Staline pendant la guerre civile

Staline en première ligne de juin 1918 à juillet 1920

.Les historiens soviétiques de l'ère Gorbatchev réexaminent aussi le rôle militaire de Staline, notamment celui qu'il joua durant la guerre civile (1918-1921). La jeune République soviétique de Russie se trouve alors dans une situation dramatique, car elle est assaillie par des généraux « blancs », contre-révolutionnaires, incapables de s'unir mais aidés par les interventions des Alliés (Français, Britanniques, Japonais et Américains). Les peuples allogènes de l'Empire russe (Baltes, Polonais, Ukrainiens ou Caucasiens) en profitent pour faire sécession et leurs gouvernements s'engagent aux côtés des Blancs. Littéralement encerclée, l'Armée rouge créée par Trotski doit combattre sur tous les fronts à la fois.
A l'exception de Lénine, tous les dirigeants du parti bolchevique sont envoyés en première ligne, Trotski assurant la direction militaire de l'ensemble des opérations. Staline part comme les autres. De juin 1918 à juillet 1920, il se rend trois fois sur le front sud, face au général blanc Denikine, une fois sur le front est face à Koltchak, puis à Petrograd, assiégée par Ioudenitch, avant de se voir confier, en juillet 1920, la direction de l'aile gauche de l'armée de Toukhatchevski, laquelle, après avoir repoussé les Polonais, fonce vers Varsovie.
Ainsi présenté, ce bilan paraît impressionnant. En général, on retient de son activité de commissaire aux Armées ses démêlés personnels et politiques avec Trotski, qui s'expriment lors du Ville congrès du parti bolchevique, en 1919. Staline y organise en coulisses une tendance oppositionnelle qui regroupe les militants et les cadres favorables à une guerre de guérilla, menée par des détachements de partisans, et donc hostiles à la ligne défendue par Trotski. Ce dernier veut constituer une armée centralisée et employer massivement les « spécialistes militaires », c'est-à-dire les anciens officiers de l'armée du tsar (quarante à soixante mille d'entre eux ont servi dans l'Armée rouge).
Aujourd'hui, plus que sur ce débat théorique, les historiens soviétiques insistent sur la cruauté gratuite et le caractère désordonné de l'activité de Staline dans ses fonctions militaires. Ils éclairent notamment l'épisode de son passage à Tsarytsine, la ville qui fonda sa légende de héros de la défense nationale et qu'il fit rebaptiser Stalingrad en 1925. Il y est envoyé en juin 1918 pour s'occuper des approvisionnements. A peine arrivé, il déclare que le général Snessarev, ancien officier cosaque de l'armée tsariste nommé chef du district militaire du Nord-Caucase, « sabote très habilement le travail ». Il exige la mise à l'écart de ce dirigeant qui « n'a pas les moyens, ne peut pas ou ne veut pas faire la guerre à la contre-révolution ». L'absence de toute preuve, voire de tout indice sérieux, ne l'empêche pas d'arrêter Snessarev et la quasi-totalité de son état-major, internés sur une péniche transformée en prison. Staline fait exécuter chaque jour quelques-uns des suspects qui s'y entassent afin de mieux prouver son autorité.
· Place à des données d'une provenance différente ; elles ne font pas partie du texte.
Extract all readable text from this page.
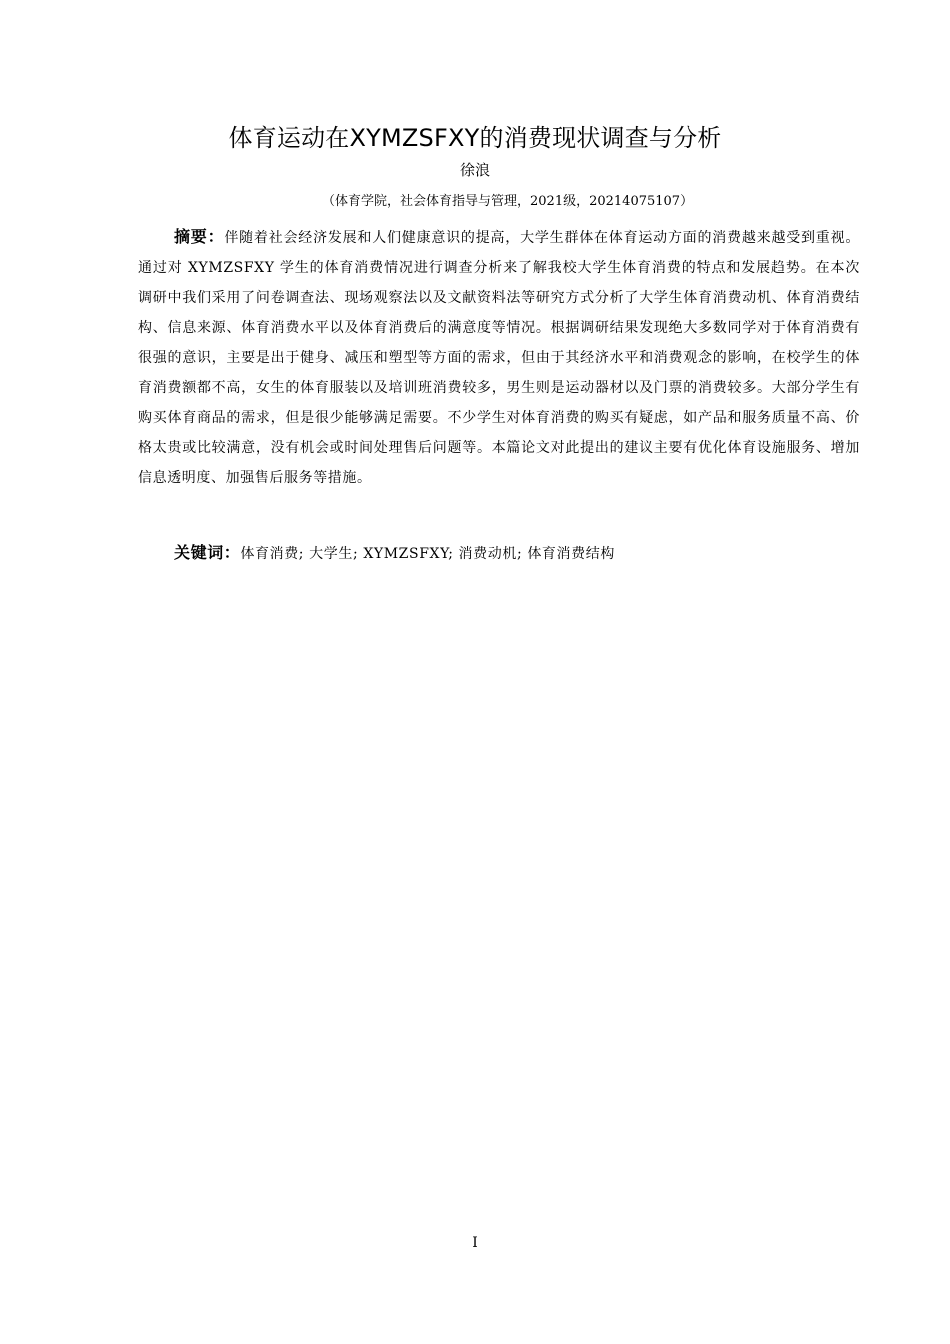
体育运动在XYMZSFXY的消费现状调查与分析
徐浪
（体育学院，社会体育指导与管理，2021级，20214075107）

摘要：伴随着社会经济发展和人们健康意识的提高，大学生群体在体育运动方面的消费越来越受到重视。通过对 XYMZSFXY 学生的体育消费情况进行调查分析来了解我校大学生体育消费的特点和发展趋势。在本次调研中我们采用了问卷调查法、现场观察法以及文献资料法等研究方式分析了大学生体育消费动机、体育消费结构、信息来源、体育消费水平以及体育消费后的满意度等情况。根据调研结果发现绝大多数同学对于体育消费有很强的意识，主要是出于健身、减压和塑型等方面的需求，但由于其经济水平和消费观念的影响，在校学生的体育消费额都不高，女生的体育服装以及培训班消费较多，男生则是运动器材以及门票的消费较多。大部分学生有购买体育商品的需求，但是很少能够满足需要。不少学生对体育消费的购买有疑虑，如产品和服务质量不高、价格太贵或比较满意，没有机会或时间处理售后问题等。本篇论文对此提出的建议主要有优化体育设施服务、增加信息透明度、加强售后服务等措施。

关键词：体育消费; 大学生; XYMZSFXY; 消费动机; 体育消费结构
I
Une mission d'enquête ayant sauvé la vie de Snessarev, Staline s'en prend alors au chef d'état-major du front sud, l'ancien général tsariste Sytine, qu'il accuse d'exercer un pouvoir personnel. Il le destitue donc et nomme à sa place Vorochilov (bas gauche), cet officier que Trotski (gauche) jugeait au mieux apte à commander un régiment. Vorochilov démontrera plus tard l'étendue de son génie militaire en prônant contre le développement des blindés celui de la cavalerie, arme décisive, selon lui, de la prochaine guerre... Durant le second conflit mondial, il conduira l'Armée rouge à une série de défaites qui auraient pu être évitées et Leningrad à un blocus de neuf cents jours, à partir d'août 1941. Mais, entre-temps, il a édifié la légende de Tsaritsyne qui fait de Staline le vainqueur du front sud. C'est un service qui vaut bien le commandement de l'Armée rouge ! Le maréchal Vorochilov lui doit peut-être aussi la vie : Staline la lui laissera jusqu'au bout, bien qu'il ait fini par soupçonner son docile complice de travailler pour l'Intelligence service.
En fait, malgré ses communiqués fanfarons, Staline ne parvient pas à redresser la situation à Tsarytsine en 1918 et il est rappelé à Moscou à la mi-octobre. Il se vengera plus tard de ce match nul avec les anciens généraux tsaristes, lorsqu'il sera devenu le maître absolu de l'URSS et du Parti après la mort de Lénine (1924). En 1930, Sytine, Snessarev et bien d'autres seront fusillés pour avoir fomenté un imaginaire complot monarchiste.